Silver-throated Tanager

This privately run nature trail has hummer feeders bird tables and a superb woodland walk. We stayed for two hours and listed 41 species including a few really nice sightings. A couple of new hummers were the Snowy-bellied Hummingbird and the White-tailed Emerald, we also found some interesting species along the woodland trail. For me the best was Slaty Spinetail but a range of species delighted the group. A spectacular male Golden-winged Warbler sighting, followed by Elegant Euphonia, Red-headed Barbet, Flame-coloured and Cherrie’s Tanager couldn’t have been a more colourful array of species.

We went onto to add Olivaceous Piculet (a tiny woodpecker), Chestnut-capped & White-naped Brush-Finches, Speckled and Silver-throated Tanagers, Buff-throated Saltator and Grey-headed Chachalaca. Overhead we notched up several Swallowtail Kites, a Barred Hawk and both of the common vultures.

Red-headed Barbet

We left at 1:30pm and drove into San Isidro where we visited a site where Turquoise Cotinga can be found, we searched for about 10 minutes before we found a beautiful male, wow, what a stunner.  


Finally we arrived at Talari Lodge which is found in the countryside south of San Isidro and after a settling period we met in the car park for a stroll in the grounds.

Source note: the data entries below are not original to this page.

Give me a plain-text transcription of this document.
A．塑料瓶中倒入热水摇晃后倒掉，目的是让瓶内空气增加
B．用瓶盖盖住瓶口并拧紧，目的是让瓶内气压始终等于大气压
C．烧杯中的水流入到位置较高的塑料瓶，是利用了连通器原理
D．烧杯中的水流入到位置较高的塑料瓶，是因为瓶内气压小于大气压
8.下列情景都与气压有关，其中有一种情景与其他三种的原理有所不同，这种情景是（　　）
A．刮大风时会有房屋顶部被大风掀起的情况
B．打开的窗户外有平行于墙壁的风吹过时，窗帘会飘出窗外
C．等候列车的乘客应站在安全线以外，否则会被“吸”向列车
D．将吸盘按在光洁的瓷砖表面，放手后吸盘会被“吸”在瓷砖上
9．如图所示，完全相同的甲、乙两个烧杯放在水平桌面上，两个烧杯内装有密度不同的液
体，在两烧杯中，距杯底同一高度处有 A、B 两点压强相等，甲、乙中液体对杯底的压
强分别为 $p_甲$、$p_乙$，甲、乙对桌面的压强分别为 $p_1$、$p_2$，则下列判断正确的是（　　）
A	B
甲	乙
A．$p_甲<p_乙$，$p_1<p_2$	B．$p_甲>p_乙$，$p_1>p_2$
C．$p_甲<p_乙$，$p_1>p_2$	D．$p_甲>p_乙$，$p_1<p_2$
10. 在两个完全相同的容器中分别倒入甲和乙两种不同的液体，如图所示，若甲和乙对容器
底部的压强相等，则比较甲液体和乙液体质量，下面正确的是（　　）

We were quickly listing new birds with Blue-crowned Motmot, Red-crowned Woodpecker, Streaked Saltator, Yellow-crowned Caracara and a very distant but obvious Pearl Kite. Several Yellow-capped Euphonias were flitting about with some common tanagers and an Osprey cruised up and down the river, we found our first Barn Swallows and a single Lesser Swallowtail Swift dashed about with the martins and swallows.

Yellow-crowned Euphonia

A short walk in the dry forest produced little until the end when we had smashing views of Orange-billed Nightingale-Thrush and a pair of Riverside Wrens completed our sightings for the day bringing our total to 335.

We met on the terrace of the open-plan restaurant where we enjoyed a nice cold beer and a lovely dinner.